Эти слова Нестерова стали как бы завещанием товарищам его и коллегам. Они были услышаны и восприняты. Вот всего два небольших документальных тому подтверждения.

Летом 1915 года штабс-ротмистр Козаков «протаранил немецкий аэроплан, снизил его, оставшись невредимым и не испортив своей машины». Штабс-ротмистр успешно продолжал боевую деятельность и годом позже вновь «сбил у Двинска германский аэроплан, за что отмечен штабом Верховного Главнокомандующего…»

Из приказа кайзера Вильгельма II:

«Я в полной мере горжусь пехотой, кавалерией и артиллерией и буду счастлив то же самое сказать о моем воздухоплавательном корпусе. Я желаю, чтобы мои авиаторы стояли на такой же высоте своего искусства, на которой стоят русские».

Комплимент несколько неожиданный и тем более ценный, что Вильгельма никак нельзя заподозрить в симпатиях к российской авиации.

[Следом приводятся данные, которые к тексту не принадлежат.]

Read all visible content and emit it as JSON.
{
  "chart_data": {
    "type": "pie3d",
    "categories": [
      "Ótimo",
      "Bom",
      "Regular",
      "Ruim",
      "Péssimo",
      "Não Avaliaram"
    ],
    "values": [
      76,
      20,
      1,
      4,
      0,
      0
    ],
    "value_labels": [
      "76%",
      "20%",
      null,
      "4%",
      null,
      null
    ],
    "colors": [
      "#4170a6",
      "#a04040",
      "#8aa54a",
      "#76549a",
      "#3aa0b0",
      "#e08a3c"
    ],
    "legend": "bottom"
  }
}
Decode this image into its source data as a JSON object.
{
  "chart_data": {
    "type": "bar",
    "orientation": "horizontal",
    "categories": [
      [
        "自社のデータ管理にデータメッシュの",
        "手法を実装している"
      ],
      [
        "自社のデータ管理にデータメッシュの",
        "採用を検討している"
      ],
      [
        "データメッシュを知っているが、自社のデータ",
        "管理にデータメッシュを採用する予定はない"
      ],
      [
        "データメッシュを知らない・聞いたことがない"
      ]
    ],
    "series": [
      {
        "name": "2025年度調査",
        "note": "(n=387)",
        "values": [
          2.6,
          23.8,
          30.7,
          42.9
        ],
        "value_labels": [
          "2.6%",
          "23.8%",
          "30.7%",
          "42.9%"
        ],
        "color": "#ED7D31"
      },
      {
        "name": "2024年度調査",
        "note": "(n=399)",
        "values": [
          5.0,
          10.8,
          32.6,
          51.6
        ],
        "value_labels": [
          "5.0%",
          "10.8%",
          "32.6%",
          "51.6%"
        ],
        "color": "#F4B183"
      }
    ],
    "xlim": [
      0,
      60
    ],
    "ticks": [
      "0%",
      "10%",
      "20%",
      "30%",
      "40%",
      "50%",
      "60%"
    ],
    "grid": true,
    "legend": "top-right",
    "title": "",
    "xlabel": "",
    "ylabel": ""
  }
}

Я думаю, что творческая потенция Петра Николаевича Нестерова, этого удивительного человека, смотревшего на мир, как свидетельствуют его портреты, неизменно грустными и несколько удивленными глазами, сравнима, в моем представлении, с творческой потенцией общепризнанного гения России — поручика Михаила Юрьевича Лермонтова…

Через двенадцать дней после Нестерова выдающийся французский летчик Адольф Пегу повторит петлю.

Появятся и другие последователи. Дальше — больше, и это будет означать — школа свободного маневрирования в воздухе, школа, породившая высший пилотаж, а потом и воздушную акробатику, — побеждает!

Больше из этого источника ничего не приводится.